From 2009-2013, The Right Place retained or brought in 11,207 new jobs, $371 million in new payroll, and three quarters of a billion in capital investment. They exceeded all their goals for that timeframe- even their higher, revised goals of their strategic plan.

Birgit Klohs, President & CEO of The Right Place, said that economic development is a team sport, and that’s certainly true in hte case of The Right Place. Their strategic plan was created with input from 110 regional partners in West Michigan, and speaks to the deep network for economic development that we have here in the region.

One of the surprising things in Klohs' presentation was how intense the competition is for companies among the states. One of the projects The Right Place managed to grab for West Michigan had no less than 22 regions competing for it.

This competition has led to a great deal of money being thrown at companies from state governments. It’s been said that you could have a citrus orchard in the Upper Peninsula if you threw enough money at it, and that seems true.

We have a $100 million economic development incentives fund here in Michigan, and we’re only the middle of the pack; Texas has one four times that size. They snap up a great deal of projects because they can offer a seven-million dollar building straight from state coffers. Many companies will follow this money, even when the company isn’t a good fit for the state or the region.

Tesla, for instance, located their plant in Nevada because the state offered them 1.25 billion in financing, tax incentives and grants. But as a manufacturing company in Nevada, there’s a whole slew of workforce knowledge, suppliers and supply chain infrastructure to which Tesla will need to either build or import.

Michigan, though, has these assets because we have such a strong history in that sector. We’re also extremely strong in agribusiness, which is not something many people think of when they think of Michigan.

In West Michigan alone we have an ag industry that provides over 26,000 jobs and $579 million dollars in income alone.
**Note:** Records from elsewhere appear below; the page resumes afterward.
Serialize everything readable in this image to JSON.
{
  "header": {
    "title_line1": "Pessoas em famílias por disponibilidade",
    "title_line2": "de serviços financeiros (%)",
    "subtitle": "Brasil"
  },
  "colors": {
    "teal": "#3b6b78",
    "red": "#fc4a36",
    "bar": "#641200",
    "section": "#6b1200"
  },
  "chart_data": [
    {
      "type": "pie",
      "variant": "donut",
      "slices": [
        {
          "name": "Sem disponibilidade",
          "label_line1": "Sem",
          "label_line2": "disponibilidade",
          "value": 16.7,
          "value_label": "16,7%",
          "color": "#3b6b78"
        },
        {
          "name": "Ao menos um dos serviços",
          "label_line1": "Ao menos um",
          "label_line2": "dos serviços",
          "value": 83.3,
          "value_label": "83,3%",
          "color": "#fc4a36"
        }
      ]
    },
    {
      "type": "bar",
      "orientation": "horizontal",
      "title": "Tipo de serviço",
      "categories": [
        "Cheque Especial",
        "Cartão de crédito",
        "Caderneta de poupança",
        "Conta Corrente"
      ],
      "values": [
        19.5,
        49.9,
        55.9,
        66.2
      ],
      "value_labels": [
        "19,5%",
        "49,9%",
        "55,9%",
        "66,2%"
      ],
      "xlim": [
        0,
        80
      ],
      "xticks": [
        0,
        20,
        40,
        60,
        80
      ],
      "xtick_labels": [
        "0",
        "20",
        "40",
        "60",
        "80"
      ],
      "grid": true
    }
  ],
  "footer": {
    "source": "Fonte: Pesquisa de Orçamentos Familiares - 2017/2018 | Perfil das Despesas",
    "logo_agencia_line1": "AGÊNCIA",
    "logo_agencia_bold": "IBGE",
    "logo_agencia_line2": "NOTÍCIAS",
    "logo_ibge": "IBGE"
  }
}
Michigan as a whole has the second most varied agricultural economy among the 50 states, producing everything from cherries to chestnuts.
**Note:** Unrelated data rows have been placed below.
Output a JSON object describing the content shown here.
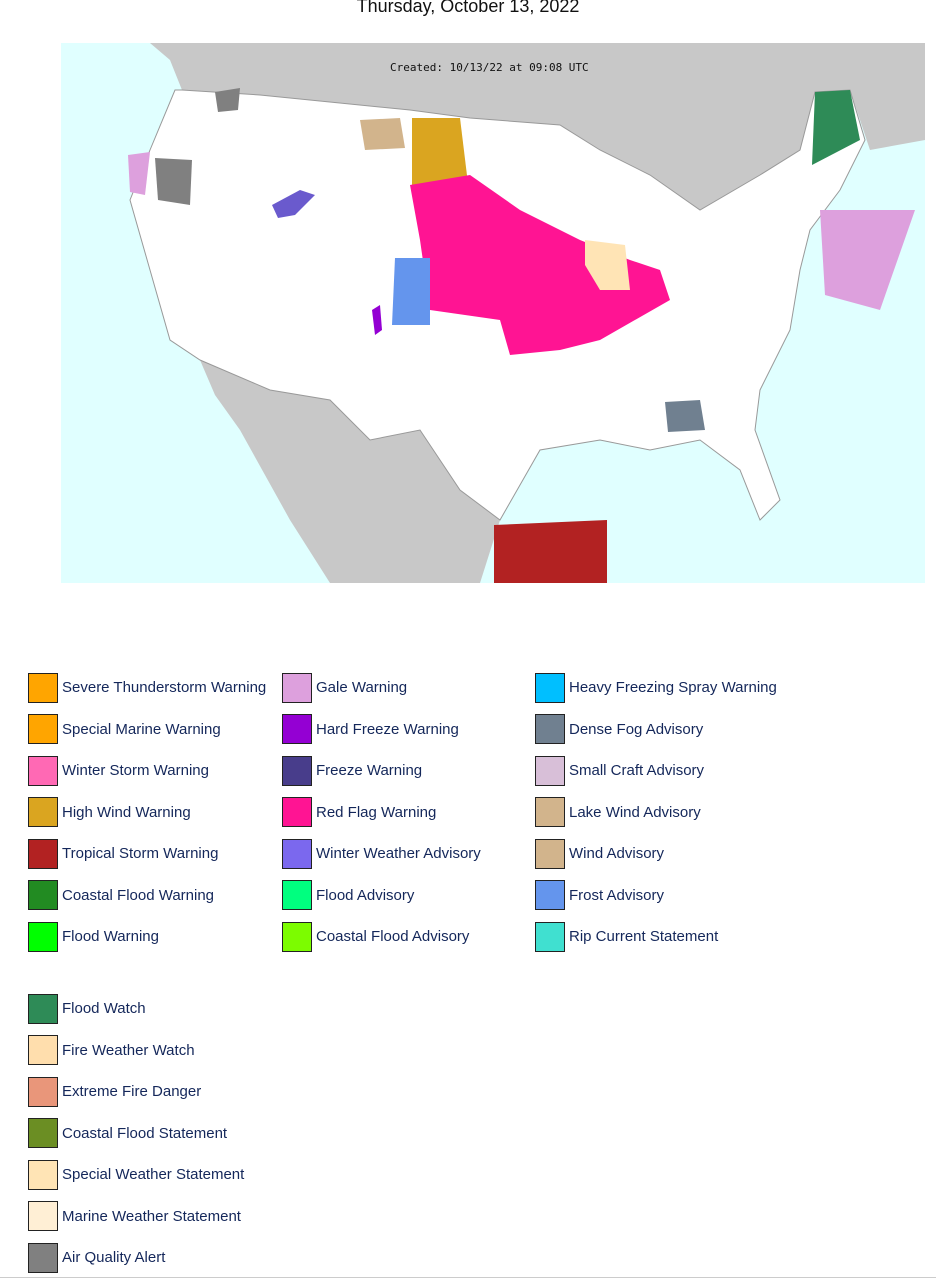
{
  "header": {
    "title": "Thursday, October 13, 2022"
  },
  "map": {
    "created": "Created: 10/13/22 at 09:08 UTC"
  },
  "legend": {
    "groups": [
      {
        "items": [
          {
            "label": "Severe Thunderstorm Warning",
            "color": "#ffa500"
          },
          {
            "label": "Special Marine Warning",
            "color": "#ffa500"
          },
          {
            "label": "Winter Storm Warning",
            "color": "#ff69b4"
          },
          {
            "label": "High Wind Warning",
            "color": "#daa520"
          },
          {
            "label": "Tropical Storm Warning",
            "color": "#b22222"
          },
          {
            "label": "Coastal Flood Warning",
            "color": "#228b22"
          },
          {
            "label": "Flood Warning",
            "color": "#00ff00"
          },
          {
            "label": "Gale Warning",
            "color": "#dda0dd"
          },
          {
            "label": "Hard Freeze Warning",
            "color": "#9400d3"
          },
          {
            "label": "Freeze Warning",
            "color": "#483d8b"
          },
          {
            "label": "Red Flag Warning",
            "color": "#ff1493"
          },
          {
            "label": "Winter Weather Advisory",
            "color": "#7b68ee"
          },
          {
            "label": "Flood Advisory",
            "color": "#00ff7f"
          },
          {
            "label": "Coastal Flood Advisory",
            "color": "#7cfc00"
          },
          {
            "label": "Heavy Freezing Spray Warning",
            "color": "#00bfff"
          },
          {
            "label": "Dense Fog Advisory",
            "color": "#708090"
          },
          {
            "label": "Small Craft Advisory",
            "color": "#d8bfd8"
          },
          {
            "label": "Lake Wind Advisory",
            "color": "#d2b48c"
          },
          {
            "label": "Wind Advisory",
            "color": "#d2b48c"
          },
          {
            "label": "Frost Advisory",
            "color": "#6495ed"
          },
          {
            "label": "Rip Current Statement",
            "color": "#40e0d0"
          }
        ]
      },
      {
        "items": [
          {
            "label": "Flood Watch",
            "color": "#2e8b57"
          },
          {
            "label": "Fire Weather Watch",
            "color": "#ffdead"
          },
          {
            "label": "Extreme Fire Danger",
            "color": "#e9967a"
          },
          {
            "label": "Coastal Flood Statement",
            "color": "#6b8e23"
          },
          {
            "label": "Special Weather Statement",
            "color": "#ffe4b5"
          },
          {
            "label": "Marine Weather Statement",
            "color": "#ffefd5"
          },
          {
            "label": "Air Quality Alert",
            "color": "#808080"
          }
        ]
      }
    ]
  }
}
With such strengths, we can play the economic development game because we have assets that companies want, and we have organizations like The Right Place pitching our region. That’s part of the reason that our economic future looks bright. George Erickcek, Senior Regional Analyst of the Upjohn Institute, said as much in his presentation to the conference.

Nobody thinks of economists as a gregarious bunch, but Erickcek certainly bucks this trend. He’s an engaging speaker, and had a few good jokes for the crowd. More importantly, he’s adept at distilling numbers into a story that was easily told and understood.

The story that we’re seeing now is recovery. We are actually approaching full employment in West Michigan, which is obviously a happy trend. It was the first time in many years, Erickcek said, that companies were using the "mirror-fog" test for hiring: if your breath could fog a mirror, you’re hired.

However, we are seeing problems. As Erickcek put it, an economist can find a cloud in any silver lining.

First, as employment has risen in the region, wages have actually fallen 4%. This was something that Klohs spoke to in her presentation: West Michigan’s wages aren’t rising with the talent we want to attract to the region. In short, if we want top talent here, we have to pay for it.

Second, we have a workforce participation rate that is extremely low, the lowest in decades. What this means is that we have people who are not of retirement age that are either not in training, not looking for work and have exhausted their unemployment benefits. They might want to work, but are exhausted with the job search. This segment might try re-entering the workforce if things continue to pick up, which will drive up unemployment numbers.

Such headwinds are not unique to our region, and it will take a coordinated, consistent effort to address them. Luckily, we have The Right Place as our advocate, helping us to be an economic player on the global stage.

Disclosure: Steven Assarian is the Business Librarian at the Grand Rapids Public Library.